- Published: 23 January 2012 23 January 2012
- Last Updated: 07 April 2012 07 April 2012
by Arvo L. Vercamer
Aviation, especially gliding, had been a very popular activity in Germany after 1918. While Germany was essentially proscribed from further developing her aviation industry to meet military needs; the Versailles Treaty did not mention anything about gliding. Germany took advantage of this situation and strongly encouraged, for both civilian and military purposes, the pursuit of gliding to help hone aviation and piloting skills. Many future Luftwaffe's pilots started out as glider pilots. This training often gave them and edge over many of their opponents in aerial battles.
As mentioned earlier in the texts, shortly after 1933, it did not take long for a number of critican and negative reports to reach the Reichsjugendführung - the Allgemeine HJ was beginning to be seen as "boring" for many rank and file youths. Week after week, it was the same routine for the boys and many were getting tired of repetitions. Hitler and the HJ leadership quickly acknowledged this weakness and elected to broaden the Allgemeine-HJ by offering a greater variety and more specialized activities to all new youth members. One of these was the Flieger-HJ.
By the late 1920's and early 1930's, the German Airsport Association actively recruited young German schoolboys into its ranks. Although the Allgemeine-HJ did offer some exposure to German aviation enthusiasts, it was not a wholly dedicated effort. In 1937, Hitler allowed for the creation of theNationalsozialistisches Flieger Korps (NSFK). The NSFK was open to any 18 year old or older Flieger-HJ member. It was geared primarily towards training senior HJ members in advanced sailplane disciplines as well as exposing them to powered flight (single, then dual engined aircraft). The HJ seized upon this potential and thus created the Flieger-HJ in 1937 shortly after the NSFK was established.
The Flieger-HJ was open to any German youth who professed an interest in aviation matters. Initially, one was to have completed at least two years in the Jungvolk before one could join the Flieger-HJ. After 1941, one could join the Flieger-HJ if one had served for only three months in the Allgemeine HJ. HJ-Flieger members paid slightly higher membership dues in part to offset some of the higher operating expenses of their activities.
Flieger-HJ activities included building model airplanes and learning the basics of aviation. Boys between the ages of 14 to 18 years of age would work hard towards obtaining their "A", "B" or "C" level sailplane certifications. Every year, a Flieger-HJ aviation competition was held in Germany. Here, one could see who built the best model airplanes, whose model airplanes flew the furthest, awards were handed out, etc. In 1936, over 1.500 Flieger-HJ members participated in the event. By 1944, the Flieger-HJ component counted close to 80.000 members.

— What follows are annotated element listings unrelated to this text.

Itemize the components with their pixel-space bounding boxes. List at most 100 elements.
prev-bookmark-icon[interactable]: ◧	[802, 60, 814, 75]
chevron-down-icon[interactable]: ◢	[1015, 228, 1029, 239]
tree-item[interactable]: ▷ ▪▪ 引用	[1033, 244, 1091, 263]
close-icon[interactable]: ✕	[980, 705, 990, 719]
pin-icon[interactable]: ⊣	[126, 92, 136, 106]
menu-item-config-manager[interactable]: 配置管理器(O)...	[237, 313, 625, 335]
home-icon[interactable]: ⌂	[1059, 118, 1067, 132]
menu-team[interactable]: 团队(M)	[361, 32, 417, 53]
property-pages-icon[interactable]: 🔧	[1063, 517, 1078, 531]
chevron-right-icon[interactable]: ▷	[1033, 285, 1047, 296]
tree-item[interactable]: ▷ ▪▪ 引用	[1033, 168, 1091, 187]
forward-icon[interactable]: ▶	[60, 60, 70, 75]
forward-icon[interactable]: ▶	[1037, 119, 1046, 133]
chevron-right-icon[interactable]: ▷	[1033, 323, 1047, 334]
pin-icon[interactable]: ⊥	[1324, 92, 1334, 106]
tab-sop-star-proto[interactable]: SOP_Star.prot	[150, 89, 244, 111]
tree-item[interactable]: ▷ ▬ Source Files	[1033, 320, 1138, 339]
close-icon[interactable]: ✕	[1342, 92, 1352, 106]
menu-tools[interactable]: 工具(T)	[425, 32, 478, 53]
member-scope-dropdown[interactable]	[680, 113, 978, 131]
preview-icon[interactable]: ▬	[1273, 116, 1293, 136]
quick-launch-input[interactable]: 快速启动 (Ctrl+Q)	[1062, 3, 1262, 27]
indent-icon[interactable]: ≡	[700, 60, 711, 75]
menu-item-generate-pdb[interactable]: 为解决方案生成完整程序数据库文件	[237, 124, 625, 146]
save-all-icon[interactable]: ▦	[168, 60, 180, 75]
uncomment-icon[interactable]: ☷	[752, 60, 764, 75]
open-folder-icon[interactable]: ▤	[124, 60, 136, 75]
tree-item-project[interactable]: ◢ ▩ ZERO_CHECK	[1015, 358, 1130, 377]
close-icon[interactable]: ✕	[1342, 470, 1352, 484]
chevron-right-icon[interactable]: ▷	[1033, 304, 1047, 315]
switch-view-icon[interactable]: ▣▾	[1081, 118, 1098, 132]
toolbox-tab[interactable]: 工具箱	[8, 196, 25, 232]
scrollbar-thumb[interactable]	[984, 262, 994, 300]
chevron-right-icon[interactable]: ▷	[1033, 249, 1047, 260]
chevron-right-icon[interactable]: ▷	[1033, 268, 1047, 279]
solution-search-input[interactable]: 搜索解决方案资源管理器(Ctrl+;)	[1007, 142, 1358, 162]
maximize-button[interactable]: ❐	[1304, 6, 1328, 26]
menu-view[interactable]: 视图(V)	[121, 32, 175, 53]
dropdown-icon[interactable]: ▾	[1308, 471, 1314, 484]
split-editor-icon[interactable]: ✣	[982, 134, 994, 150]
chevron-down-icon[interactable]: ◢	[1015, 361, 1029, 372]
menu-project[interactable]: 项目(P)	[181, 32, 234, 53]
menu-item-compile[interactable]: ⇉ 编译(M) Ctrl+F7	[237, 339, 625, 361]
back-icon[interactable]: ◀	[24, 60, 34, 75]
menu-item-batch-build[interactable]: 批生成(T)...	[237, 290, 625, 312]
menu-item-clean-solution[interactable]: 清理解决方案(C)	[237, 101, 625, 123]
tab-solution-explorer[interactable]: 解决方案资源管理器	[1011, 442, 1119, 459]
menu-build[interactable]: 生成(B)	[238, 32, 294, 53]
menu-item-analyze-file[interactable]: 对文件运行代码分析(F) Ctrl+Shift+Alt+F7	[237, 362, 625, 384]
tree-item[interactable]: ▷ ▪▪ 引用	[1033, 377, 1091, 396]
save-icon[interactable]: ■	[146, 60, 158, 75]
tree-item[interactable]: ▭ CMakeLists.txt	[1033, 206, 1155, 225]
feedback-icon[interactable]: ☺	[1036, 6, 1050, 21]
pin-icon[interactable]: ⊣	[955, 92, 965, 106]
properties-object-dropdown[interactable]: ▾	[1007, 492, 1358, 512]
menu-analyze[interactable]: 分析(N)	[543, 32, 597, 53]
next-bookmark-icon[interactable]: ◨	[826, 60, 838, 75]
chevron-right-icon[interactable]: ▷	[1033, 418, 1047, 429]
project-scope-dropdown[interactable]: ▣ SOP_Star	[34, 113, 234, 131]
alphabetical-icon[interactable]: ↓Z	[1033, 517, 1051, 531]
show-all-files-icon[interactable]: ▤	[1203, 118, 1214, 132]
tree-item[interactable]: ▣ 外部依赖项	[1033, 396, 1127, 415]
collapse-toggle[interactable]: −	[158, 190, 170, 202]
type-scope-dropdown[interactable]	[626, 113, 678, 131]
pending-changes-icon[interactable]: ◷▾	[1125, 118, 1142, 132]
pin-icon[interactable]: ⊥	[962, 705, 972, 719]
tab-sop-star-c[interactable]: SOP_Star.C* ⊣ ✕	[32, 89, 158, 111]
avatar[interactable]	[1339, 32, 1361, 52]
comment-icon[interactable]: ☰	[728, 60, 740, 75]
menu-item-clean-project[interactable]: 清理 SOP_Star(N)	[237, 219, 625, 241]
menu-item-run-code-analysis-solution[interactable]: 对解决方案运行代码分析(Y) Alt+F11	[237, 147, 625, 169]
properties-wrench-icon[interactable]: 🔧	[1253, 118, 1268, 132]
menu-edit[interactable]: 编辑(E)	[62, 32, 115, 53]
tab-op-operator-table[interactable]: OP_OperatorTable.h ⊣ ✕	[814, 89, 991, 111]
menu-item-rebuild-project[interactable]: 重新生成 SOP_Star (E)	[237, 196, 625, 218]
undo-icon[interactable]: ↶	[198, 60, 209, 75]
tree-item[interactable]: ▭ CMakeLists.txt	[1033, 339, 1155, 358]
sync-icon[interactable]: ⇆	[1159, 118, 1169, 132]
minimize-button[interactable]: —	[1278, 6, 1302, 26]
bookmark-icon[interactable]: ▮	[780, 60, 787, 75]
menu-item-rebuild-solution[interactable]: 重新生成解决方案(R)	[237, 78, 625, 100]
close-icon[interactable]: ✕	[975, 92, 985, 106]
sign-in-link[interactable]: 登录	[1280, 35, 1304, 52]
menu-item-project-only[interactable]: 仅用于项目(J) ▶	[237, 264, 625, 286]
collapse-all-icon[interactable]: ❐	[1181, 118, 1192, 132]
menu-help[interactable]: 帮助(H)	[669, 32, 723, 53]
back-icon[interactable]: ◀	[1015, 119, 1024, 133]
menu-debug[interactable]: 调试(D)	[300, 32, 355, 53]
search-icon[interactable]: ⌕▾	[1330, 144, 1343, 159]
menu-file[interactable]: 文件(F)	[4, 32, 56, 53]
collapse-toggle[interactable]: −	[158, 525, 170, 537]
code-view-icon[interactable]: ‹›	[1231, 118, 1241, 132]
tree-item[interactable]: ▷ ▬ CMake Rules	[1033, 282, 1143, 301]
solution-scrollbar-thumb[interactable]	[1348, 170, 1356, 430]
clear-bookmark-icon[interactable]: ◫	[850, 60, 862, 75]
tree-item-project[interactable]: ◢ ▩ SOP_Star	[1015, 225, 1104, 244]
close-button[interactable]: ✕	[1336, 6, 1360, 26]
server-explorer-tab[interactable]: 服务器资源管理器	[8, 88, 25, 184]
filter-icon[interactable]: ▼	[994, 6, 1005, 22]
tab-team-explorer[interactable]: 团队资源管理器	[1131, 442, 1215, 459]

Naturally, the newly resurrected German Luftwaffe played an important role during the education process of the Flieger-HJ. As the young Flieger-HJ boys were learning and honing their skills, Luftwaffe experts were quietly evaluating the best and the brightest students for future transfer to the new Luftwaffe. To keep the interest levels high, the Luftwaffe sponsored many "open house" visits to Flieger-HJ members and often took them along as "observers" in two-seater fighters and in bombers.
As of 1943, all Flieger-HJ members were subject to service as "Luftwaffenhelfer" in manning German FLAK weaponry. Many portions of Bavaria interpreted this as applying to all Flieger-HJ members, not just those who volunteered. Older Flieger-HJ members manned the various FLAK guns while the younger Flieger-HJ members were relegated to communications duties within their FLAK unit, manning searchlights or being couriers with higher, rear area Luftwaffe FLAK commanders.
In September of 1944, Hitler and Göring ordered the entire 1944 class of Flieger-HJ to be prepared for jet aircraft training. The intent was to prepare the qualifying Flieger-HJ candidates for combat duties with the Luftwaffe in defense of the Reich. They were to fly the Heinkel He 162 "Volksjäger" jets as soon as they came off of the production line in early January of 1945. A HJ-Flieger training facility for jet aircraft certification was in fact established at Trebbin.
Flieger-HJ uniforms were Luftwaffe blue and were piped in sky-blue. In all other respects, Allgemeine-HJ uniform regulations applied. Some HJ-Flieger units were also issued with their own flags or pennants.